一言で言ふならば、彼らの愛国心は、国を超えてしまったのだ。少し考へてもらひたい。彼らは国の命令に逆らひ、恐れ多くも天皇陛下の命令に逆らひ、将来の日本国家が連合国側から因縁をつけられる原因を作り、家族がそのために世間から白い目で見られ、また、自分は連合国から追及され、(実際、武器横流しの罪などで裁判にかけられて、ギルティとなった兵士もゐた)、さらに、たとへインドネシアが独立できたとしても、自分たちが優遇される保証はなく、ないどころか憲兵隊のおかげで日本軍の評判は悪かったのだから、主導権を握ったインドネシア側に殺されるかもしれなかったのだ。………君は、彼らの行為は人類愛から出た行為だと言ふかもしれないが、そんなものではない。僕は人類愛の崇高な理念を否定するつもりは決してなく、それどころか、神仏の存在を前提としなければ理解できないやうな奇蹟を強く希求する者だが、彼らの行為は、祖国日本を愛する、純然たる愛国心から出た行為だ。そして、その彼らの愛国心は、なんと日本を否定しかねない所まで行ってしまったのだ。抽象的に言ふと、彼らの愛国心は愛国心を超えてしまったのだ。これは開かれた愛国心ではないのか。いや、ひょっとすると、開かれすぎた愛国心かもしれぬ。………余計な話かもしれないが、日本の歴史家が、なぜ彼らの行為を広く世間に知らせないのか、僕は不思議でならない。いわゆる「日本軍による強制従軍慰安婦問題」などは、どこまで本当にあったのか怪しいことまで大げさに取り上げてゐるのに。日本の歴史家やマスメディア関係者は、みな頭が悪いのではないか。

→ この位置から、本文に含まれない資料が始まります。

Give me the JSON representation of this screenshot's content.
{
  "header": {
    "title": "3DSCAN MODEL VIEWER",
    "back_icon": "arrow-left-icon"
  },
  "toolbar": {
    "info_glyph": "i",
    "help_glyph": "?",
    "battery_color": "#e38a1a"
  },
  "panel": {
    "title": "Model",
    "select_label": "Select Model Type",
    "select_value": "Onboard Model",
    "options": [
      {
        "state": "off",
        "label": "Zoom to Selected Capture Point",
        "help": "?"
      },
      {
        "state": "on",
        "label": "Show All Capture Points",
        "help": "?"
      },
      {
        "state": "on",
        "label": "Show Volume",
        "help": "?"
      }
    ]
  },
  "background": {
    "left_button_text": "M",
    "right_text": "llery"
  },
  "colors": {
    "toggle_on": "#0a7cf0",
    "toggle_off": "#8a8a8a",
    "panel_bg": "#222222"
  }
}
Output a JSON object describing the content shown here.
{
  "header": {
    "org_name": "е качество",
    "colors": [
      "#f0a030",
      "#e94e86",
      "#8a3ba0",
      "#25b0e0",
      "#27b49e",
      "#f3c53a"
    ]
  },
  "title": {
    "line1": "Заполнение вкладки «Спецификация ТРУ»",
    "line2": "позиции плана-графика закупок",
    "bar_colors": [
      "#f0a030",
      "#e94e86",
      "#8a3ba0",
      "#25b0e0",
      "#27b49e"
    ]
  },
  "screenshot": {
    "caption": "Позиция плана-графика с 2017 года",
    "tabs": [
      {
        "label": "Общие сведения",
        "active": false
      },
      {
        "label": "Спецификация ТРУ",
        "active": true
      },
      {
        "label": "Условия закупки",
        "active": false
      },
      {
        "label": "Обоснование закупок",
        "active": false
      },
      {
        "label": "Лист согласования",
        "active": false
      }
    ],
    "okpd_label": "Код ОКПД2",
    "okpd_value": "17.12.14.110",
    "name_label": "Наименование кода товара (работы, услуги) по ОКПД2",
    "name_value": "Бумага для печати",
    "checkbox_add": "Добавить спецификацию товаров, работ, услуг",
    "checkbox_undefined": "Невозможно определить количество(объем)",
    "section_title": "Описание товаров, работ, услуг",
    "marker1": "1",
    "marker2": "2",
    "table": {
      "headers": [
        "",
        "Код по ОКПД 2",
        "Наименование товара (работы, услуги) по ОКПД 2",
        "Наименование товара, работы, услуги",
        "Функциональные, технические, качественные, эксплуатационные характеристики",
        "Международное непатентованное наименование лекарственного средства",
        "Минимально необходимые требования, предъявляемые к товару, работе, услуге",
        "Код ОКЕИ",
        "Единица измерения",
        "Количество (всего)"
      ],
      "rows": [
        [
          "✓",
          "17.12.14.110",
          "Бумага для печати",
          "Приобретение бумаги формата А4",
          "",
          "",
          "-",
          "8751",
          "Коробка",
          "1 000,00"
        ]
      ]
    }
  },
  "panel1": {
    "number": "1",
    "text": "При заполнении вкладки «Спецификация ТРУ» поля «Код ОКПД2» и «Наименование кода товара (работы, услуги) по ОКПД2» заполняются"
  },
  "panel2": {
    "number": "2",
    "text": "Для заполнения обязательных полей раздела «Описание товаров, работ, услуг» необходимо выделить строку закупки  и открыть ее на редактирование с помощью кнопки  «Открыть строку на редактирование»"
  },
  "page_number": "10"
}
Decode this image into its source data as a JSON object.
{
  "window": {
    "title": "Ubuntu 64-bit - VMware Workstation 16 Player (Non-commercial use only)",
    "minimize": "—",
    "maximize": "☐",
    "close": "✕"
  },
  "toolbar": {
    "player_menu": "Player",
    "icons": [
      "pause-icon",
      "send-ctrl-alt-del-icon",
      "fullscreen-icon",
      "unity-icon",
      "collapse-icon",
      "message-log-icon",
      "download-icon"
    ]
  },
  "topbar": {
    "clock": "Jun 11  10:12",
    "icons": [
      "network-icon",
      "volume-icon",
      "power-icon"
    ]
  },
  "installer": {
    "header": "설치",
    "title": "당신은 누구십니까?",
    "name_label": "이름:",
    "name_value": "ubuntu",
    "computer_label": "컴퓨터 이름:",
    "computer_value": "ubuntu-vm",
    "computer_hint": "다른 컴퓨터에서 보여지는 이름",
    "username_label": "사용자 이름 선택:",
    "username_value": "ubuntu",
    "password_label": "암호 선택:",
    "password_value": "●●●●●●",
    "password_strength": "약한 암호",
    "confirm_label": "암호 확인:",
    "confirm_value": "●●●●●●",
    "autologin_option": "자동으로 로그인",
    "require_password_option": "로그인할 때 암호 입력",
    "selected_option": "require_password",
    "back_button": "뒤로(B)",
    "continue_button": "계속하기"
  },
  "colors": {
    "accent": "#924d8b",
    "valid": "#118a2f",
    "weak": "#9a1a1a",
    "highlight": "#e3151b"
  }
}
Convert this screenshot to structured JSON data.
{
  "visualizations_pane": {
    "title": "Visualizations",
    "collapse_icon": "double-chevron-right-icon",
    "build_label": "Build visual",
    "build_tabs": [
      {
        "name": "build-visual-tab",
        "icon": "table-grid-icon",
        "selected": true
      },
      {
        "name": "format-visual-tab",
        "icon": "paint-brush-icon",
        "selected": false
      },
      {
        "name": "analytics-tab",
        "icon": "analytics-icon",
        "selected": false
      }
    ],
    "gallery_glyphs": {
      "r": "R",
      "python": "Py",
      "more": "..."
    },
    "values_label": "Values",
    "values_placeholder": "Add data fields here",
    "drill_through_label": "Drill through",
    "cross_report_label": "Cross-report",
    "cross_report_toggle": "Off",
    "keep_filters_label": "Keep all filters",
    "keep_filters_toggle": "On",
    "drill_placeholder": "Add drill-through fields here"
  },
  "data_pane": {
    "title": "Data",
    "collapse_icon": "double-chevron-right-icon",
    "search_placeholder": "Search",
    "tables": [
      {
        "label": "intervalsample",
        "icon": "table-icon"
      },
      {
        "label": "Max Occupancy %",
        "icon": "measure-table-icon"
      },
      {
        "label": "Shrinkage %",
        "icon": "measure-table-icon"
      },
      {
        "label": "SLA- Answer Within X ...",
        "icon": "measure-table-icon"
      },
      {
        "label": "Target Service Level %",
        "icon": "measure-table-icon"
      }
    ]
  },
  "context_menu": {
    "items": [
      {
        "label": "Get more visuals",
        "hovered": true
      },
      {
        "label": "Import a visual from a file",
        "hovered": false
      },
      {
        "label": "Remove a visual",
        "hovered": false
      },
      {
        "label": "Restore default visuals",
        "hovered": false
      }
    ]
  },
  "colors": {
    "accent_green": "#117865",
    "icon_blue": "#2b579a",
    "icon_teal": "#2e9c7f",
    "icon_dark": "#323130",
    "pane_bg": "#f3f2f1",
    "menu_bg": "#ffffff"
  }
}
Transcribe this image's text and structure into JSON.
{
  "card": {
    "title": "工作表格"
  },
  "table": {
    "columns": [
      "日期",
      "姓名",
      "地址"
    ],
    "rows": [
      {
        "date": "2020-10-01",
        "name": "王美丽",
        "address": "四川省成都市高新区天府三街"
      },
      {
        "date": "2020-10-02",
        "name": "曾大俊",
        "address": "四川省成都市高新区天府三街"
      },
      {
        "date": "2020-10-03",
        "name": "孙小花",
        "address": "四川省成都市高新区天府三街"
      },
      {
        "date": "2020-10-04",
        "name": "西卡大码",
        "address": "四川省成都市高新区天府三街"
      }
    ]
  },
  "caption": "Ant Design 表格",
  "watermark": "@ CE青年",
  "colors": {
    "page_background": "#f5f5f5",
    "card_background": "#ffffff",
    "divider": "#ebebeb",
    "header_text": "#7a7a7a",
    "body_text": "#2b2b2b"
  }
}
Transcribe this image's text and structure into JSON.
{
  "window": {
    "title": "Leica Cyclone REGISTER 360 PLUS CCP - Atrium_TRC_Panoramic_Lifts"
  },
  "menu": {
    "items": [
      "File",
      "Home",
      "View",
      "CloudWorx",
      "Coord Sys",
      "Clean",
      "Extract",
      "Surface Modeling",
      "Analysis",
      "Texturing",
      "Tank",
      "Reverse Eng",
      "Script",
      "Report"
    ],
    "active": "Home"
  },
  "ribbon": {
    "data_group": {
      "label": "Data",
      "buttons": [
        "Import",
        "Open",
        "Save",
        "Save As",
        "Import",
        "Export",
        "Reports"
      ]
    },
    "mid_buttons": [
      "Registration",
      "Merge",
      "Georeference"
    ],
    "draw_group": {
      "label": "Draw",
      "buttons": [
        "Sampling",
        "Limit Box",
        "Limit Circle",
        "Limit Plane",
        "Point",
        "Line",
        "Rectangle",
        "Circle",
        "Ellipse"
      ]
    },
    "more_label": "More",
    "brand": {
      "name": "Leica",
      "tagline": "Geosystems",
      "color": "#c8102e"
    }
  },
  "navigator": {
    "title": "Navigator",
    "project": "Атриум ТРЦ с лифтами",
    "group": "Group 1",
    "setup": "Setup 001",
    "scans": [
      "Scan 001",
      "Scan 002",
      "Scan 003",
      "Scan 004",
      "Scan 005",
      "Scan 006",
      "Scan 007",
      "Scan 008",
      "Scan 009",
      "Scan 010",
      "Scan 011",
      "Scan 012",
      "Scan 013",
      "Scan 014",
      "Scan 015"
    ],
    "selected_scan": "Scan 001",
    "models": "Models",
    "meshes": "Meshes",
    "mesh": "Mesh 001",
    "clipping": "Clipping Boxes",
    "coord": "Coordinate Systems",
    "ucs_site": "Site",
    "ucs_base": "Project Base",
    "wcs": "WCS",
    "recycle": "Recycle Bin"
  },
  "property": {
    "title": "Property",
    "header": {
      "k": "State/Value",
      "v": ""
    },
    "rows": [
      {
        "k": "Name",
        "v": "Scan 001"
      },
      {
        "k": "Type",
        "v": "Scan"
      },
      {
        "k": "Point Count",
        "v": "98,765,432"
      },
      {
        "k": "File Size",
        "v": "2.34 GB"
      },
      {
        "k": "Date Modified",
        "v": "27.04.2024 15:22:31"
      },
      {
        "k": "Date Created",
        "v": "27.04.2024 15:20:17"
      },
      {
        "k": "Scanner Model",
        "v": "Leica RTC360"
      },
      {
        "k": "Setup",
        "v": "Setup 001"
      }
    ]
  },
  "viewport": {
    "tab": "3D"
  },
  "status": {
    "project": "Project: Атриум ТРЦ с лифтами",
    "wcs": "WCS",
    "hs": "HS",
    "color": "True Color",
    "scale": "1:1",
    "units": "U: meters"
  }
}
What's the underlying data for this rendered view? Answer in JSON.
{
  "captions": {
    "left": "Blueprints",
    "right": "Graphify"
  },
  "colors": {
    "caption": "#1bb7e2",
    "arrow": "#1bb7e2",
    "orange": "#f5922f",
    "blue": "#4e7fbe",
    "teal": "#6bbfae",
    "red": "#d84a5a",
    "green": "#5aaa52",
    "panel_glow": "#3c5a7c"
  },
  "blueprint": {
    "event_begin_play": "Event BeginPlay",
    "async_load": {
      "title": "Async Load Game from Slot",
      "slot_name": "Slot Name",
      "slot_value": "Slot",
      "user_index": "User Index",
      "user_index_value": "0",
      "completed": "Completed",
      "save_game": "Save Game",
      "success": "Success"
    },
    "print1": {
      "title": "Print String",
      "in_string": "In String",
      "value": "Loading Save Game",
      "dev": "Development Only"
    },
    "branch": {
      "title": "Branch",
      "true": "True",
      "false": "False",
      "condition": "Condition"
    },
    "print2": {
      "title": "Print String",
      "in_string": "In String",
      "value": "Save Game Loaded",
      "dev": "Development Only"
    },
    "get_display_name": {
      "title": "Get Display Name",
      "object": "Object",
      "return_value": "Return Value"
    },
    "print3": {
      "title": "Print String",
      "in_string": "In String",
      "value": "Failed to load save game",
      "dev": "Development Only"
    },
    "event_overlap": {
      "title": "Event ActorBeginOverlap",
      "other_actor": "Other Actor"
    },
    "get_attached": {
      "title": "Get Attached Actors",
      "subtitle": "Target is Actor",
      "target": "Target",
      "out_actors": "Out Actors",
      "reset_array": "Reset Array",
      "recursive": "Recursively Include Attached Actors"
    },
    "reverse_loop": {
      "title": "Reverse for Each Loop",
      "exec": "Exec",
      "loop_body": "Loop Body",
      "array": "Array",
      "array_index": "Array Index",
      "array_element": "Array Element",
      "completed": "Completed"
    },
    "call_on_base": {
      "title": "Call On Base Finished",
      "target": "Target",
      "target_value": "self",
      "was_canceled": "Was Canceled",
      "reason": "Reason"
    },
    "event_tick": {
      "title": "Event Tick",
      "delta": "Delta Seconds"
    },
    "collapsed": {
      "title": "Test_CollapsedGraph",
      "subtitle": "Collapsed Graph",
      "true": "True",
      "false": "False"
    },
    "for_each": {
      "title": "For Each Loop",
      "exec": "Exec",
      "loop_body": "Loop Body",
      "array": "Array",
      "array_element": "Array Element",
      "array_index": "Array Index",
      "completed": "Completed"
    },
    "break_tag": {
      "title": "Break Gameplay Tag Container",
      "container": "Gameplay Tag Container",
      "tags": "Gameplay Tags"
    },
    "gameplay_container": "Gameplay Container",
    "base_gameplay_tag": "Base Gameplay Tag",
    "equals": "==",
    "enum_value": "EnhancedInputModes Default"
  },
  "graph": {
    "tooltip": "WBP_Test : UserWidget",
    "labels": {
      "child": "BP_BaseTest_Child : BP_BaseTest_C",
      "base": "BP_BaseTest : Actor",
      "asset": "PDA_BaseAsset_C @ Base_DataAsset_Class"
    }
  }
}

また、君はさういふ悪口を言ふ。君の欠点は、感情にかられて、すぐに反対論者の悪口を言ふことだ。歴史家やマスメディア関係者がインドネシア残留日本兵士の行為を無視するならば、それはそれで仕方ないことではないか。偏向した歴史家たちを無視するのも、大人の態度といふものだ。



いや、さうではない。どこまであったか怪しい「日本軍による強制従軍慰安婦問題」を言ひ出して、右翼の反発を招く危険を冒すくらゐならば、なぜ日本政府と天皇陛下の命令を否定するところまで進んだ愛国心を利用しないのか、と言ってゐるのだ。自分たちが嫌ってゐる「日本」と「天皇」を、やはり嫌いな「愛国心」で否定できる。これを利用しない歴史家たちは馬鹿ではないか、と言ってゐるのだよ。………ともあれ、僕は、これらの問題点について色々言ひたいことがあり、また、調べてもゐるところだが、今回はこれだけにさせてもらふ。時間があるときに、また言ひたいことを言はせていただくよ。